Overview
- Pakistan’s Power Division on Tuesday ordered a 2.25-hour rolling shutdown during the 5pm–1am peak window under a “peak relief strategy,” with K-Electric and HESCO exempt and utilities told to publish feeder schedules and avoid unscheduled cuts.
- By Wednesday, complaints from Lahore and across Punjab described blackouts far longer than the plan, with urban areas facing three to four hours and many rural communities reporting six to sixteen hours that disrupted sleep, water pumping, and daily work.
- Power Division data on Wednesday put demand near 18,000 MW against 13,500 MW in supply, while one estimate cited a 6,500 MW deficit later in the day as hydropower fell after dark and the ministry apologized for “additional load management.”

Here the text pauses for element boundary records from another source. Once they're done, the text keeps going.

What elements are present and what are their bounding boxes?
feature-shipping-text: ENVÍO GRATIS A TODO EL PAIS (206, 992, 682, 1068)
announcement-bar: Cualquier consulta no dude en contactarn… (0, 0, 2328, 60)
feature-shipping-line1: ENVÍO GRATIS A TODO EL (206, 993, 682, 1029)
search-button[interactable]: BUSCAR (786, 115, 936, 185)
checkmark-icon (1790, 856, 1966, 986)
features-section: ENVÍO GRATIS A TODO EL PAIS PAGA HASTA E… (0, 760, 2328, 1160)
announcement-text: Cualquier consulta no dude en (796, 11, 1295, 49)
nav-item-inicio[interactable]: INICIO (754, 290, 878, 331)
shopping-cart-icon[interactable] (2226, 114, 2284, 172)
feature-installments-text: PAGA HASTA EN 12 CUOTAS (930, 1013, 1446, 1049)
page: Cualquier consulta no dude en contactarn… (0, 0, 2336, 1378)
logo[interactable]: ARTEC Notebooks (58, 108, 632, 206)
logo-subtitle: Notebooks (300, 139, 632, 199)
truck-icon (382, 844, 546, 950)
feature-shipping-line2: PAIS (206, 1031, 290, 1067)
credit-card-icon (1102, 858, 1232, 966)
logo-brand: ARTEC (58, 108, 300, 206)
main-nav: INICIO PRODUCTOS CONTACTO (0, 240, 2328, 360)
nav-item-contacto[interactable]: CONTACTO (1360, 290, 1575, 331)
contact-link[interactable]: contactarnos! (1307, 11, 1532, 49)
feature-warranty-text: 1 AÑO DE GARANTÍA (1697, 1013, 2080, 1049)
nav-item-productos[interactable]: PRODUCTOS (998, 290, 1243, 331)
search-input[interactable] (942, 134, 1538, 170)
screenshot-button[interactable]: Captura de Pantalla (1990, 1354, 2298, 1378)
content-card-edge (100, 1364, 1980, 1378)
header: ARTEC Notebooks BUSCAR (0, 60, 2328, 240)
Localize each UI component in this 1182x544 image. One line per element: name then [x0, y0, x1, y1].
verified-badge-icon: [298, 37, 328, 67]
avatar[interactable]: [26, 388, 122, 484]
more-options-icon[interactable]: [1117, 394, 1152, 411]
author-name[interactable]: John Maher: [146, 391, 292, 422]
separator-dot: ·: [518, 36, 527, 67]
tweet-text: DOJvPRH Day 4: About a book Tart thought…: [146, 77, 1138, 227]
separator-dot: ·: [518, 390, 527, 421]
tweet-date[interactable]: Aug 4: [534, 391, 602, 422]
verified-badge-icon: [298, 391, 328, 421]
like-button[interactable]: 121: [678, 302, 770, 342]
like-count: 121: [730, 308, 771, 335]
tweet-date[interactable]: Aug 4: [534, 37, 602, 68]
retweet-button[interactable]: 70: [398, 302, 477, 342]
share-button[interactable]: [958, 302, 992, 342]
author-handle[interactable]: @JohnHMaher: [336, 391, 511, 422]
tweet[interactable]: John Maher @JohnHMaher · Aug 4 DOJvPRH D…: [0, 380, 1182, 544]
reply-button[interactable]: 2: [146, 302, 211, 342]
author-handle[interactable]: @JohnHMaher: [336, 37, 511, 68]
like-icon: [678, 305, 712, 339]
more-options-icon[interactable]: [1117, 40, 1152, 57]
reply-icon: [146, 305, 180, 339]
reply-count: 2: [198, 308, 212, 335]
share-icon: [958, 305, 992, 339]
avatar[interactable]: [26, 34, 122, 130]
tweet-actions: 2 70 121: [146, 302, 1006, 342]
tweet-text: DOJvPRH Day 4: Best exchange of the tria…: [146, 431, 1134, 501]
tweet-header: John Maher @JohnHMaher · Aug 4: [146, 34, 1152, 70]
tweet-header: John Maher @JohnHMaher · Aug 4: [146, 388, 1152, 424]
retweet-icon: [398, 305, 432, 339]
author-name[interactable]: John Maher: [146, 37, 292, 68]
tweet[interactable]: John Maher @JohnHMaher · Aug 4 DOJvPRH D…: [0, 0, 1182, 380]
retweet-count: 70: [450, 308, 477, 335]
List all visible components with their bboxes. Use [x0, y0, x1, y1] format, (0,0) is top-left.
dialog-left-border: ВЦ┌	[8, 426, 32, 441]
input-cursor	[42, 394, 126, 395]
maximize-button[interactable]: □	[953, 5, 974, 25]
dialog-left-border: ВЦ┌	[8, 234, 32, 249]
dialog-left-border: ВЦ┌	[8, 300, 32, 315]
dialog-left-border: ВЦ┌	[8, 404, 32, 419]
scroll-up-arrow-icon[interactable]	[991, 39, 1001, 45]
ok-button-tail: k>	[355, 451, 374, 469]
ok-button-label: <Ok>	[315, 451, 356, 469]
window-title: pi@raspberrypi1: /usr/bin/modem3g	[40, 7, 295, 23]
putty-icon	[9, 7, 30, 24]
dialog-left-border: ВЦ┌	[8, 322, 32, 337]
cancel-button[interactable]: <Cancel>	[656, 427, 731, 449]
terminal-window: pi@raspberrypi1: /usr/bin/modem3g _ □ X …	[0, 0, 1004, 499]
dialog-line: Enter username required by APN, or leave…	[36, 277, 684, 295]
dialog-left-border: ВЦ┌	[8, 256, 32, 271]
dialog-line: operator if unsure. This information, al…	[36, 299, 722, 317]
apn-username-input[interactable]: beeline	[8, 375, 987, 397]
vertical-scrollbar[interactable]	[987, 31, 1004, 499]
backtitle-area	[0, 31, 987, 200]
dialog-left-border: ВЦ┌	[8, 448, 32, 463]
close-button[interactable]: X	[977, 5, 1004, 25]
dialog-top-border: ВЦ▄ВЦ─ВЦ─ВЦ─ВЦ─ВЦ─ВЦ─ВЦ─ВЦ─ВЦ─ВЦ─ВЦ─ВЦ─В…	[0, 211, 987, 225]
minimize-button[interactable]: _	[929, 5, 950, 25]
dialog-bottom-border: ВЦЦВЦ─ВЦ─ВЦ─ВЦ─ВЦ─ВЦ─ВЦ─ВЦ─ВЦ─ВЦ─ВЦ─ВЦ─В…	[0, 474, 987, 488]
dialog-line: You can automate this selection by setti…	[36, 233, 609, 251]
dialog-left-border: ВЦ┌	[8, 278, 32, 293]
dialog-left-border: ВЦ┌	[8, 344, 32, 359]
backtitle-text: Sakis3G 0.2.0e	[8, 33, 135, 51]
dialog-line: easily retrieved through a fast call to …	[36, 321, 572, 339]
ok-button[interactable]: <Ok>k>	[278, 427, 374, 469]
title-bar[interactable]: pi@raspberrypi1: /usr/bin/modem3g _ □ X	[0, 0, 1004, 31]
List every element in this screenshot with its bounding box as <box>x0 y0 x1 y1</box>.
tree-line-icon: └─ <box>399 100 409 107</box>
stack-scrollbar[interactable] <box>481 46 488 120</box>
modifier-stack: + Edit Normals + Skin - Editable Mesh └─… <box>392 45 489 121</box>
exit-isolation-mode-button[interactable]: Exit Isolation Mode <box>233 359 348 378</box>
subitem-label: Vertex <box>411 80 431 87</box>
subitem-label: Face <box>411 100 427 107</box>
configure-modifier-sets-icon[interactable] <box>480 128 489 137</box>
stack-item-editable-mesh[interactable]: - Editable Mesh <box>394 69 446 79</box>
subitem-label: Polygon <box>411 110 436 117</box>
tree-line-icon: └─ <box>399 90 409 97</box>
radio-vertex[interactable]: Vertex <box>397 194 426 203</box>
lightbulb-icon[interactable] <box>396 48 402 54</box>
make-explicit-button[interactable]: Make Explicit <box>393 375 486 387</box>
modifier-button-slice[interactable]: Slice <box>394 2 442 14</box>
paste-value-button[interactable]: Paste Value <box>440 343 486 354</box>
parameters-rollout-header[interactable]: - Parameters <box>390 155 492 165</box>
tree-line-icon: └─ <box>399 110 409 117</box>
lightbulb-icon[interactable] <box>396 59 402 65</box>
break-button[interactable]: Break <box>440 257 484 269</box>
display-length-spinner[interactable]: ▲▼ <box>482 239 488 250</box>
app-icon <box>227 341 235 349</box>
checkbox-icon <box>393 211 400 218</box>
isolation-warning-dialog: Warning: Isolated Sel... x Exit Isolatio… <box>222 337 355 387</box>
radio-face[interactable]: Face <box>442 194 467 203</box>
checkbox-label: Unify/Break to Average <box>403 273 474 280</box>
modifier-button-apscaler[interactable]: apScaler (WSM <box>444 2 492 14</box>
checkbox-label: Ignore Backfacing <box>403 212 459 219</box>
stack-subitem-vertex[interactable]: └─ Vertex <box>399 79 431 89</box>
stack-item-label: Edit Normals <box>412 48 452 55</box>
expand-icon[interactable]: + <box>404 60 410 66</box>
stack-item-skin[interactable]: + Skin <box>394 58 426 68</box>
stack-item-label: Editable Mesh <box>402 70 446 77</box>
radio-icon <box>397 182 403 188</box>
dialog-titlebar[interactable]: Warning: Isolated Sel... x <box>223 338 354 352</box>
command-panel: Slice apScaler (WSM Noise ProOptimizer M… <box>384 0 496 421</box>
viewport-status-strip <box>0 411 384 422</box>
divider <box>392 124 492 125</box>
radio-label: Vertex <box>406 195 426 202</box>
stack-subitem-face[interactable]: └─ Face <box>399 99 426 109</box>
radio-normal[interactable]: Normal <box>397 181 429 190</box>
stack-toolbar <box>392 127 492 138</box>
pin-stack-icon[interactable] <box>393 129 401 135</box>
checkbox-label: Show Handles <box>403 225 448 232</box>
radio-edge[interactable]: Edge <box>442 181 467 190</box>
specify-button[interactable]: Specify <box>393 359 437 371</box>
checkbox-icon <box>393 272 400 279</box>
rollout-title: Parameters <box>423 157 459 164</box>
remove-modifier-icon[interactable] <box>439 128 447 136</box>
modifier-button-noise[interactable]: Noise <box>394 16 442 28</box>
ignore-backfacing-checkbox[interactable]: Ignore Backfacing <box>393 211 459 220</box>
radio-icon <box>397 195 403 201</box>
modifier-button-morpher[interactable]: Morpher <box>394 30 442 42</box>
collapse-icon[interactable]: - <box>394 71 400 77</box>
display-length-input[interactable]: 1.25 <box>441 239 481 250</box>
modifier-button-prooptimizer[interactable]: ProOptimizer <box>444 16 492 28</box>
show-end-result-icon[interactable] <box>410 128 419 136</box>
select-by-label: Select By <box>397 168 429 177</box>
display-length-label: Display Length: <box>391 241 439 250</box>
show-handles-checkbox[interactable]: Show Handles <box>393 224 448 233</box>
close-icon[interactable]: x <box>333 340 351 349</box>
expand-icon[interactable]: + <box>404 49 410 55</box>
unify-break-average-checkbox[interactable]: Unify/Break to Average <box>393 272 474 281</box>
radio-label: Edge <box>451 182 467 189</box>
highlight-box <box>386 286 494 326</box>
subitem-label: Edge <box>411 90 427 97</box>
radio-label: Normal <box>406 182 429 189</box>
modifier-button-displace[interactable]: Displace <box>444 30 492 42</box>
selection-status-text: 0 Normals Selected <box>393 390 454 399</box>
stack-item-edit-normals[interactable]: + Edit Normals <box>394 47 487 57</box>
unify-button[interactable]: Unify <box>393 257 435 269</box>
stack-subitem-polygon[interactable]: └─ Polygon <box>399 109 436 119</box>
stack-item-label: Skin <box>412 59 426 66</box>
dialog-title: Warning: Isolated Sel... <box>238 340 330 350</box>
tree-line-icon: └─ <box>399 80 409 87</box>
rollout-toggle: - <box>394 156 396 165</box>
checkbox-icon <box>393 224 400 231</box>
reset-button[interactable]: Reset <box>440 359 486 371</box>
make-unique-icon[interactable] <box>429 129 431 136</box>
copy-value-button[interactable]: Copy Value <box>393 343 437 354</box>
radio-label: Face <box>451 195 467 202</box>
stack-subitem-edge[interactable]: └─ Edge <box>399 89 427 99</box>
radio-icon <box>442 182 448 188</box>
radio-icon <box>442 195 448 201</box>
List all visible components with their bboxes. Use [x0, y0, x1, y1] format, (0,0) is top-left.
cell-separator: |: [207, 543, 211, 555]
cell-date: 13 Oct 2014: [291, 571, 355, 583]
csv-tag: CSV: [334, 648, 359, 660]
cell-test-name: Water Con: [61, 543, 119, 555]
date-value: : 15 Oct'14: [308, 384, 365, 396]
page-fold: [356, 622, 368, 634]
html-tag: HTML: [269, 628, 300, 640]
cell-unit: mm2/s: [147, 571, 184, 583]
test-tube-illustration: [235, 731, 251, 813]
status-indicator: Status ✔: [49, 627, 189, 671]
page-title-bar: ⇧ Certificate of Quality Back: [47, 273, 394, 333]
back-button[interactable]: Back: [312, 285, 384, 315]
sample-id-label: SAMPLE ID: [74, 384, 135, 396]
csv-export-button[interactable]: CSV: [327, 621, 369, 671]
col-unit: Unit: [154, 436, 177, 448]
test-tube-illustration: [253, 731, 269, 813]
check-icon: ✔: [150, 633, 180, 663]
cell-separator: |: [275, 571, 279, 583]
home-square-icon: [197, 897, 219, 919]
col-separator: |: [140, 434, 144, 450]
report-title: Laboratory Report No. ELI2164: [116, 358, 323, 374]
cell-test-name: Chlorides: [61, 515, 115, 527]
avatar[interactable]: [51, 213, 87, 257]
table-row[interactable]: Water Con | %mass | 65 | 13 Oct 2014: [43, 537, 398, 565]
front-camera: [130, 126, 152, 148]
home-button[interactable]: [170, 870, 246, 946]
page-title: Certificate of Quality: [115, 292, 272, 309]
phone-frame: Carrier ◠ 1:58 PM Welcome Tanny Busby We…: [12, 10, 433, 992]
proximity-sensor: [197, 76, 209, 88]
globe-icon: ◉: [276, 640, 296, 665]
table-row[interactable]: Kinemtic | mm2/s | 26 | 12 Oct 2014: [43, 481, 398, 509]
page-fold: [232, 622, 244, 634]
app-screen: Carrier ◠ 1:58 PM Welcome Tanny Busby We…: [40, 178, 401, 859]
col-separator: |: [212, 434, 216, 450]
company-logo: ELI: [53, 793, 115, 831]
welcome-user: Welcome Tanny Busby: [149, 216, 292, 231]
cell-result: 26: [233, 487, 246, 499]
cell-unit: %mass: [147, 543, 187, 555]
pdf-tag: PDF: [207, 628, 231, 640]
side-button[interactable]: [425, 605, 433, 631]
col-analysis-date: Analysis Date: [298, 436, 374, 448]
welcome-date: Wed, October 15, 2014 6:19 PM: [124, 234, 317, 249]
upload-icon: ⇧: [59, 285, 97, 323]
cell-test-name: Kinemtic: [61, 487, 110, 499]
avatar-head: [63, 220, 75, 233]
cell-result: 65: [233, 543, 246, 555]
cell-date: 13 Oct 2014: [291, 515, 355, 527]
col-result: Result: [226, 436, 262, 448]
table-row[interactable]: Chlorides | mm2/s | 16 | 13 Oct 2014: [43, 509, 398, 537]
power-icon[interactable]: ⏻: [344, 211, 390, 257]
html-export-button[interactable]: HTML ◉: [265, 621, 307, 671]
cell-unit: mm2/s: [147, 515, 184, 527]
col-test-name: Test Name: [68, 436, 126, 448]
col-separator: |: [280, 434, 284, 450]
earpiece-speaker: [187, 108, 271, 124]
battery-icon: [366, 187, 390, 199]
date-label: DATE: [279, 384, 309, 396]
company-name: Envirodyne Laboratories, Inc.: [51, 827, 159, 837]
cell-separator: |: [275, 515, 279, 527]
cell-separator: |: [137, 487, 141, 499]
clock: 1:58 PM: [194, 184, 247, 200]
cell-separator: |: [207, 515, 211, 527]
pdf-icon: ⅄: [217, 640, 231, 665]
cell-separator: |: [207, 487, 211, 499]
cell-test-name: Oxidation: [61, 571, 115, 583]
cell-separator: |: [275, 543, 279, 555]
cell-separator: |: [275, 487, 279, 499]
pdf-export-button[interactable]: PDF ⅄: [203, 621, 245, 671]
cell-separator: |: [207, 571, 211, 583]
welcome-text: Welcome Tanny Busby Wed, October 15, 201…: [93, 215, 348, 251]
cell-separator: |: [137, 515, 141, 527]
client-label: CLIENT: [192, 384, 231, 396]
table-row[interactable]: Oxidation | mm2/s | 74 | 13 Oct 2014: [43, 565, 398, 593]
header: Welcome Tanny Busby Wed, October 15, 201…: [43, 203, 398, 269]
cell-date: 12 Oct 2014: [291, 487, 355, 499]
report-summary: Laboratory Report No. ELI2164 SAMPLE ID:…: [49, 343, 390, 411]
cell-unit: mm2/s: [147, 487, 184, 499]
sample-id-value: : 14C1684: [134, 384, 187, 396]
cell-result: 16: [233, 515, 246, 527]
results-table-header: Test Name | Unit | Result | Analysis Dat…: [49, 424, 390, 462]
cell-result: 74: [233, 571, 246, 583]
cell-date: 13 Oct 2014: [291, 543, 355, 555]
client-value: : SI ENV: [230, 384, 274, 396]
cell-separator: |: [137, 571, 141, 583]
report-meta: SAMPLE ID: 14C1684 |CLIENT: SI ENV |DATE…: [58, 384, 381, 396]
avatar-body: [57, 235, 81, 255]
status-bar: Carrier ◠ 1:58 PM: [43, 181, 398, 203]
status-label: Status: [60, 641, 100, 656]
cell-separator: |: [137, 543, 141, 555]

- Officials link the gap to low water releases that cut hydropower, scarce gas for RLNG plants after Qatar told Islamabad no LNG cargoes until May 9, and a furnace-oil price jump that has made backup generation far more expensive.
- To blunt price shocks, the government says it diverted 80 MMCFD of local gas to power plants and claims the strategy could avoid roughly Rs3 per unit in higher tariffs, though a smaller increase near Rs1.5 per unit remains likely if fuel costs stay high.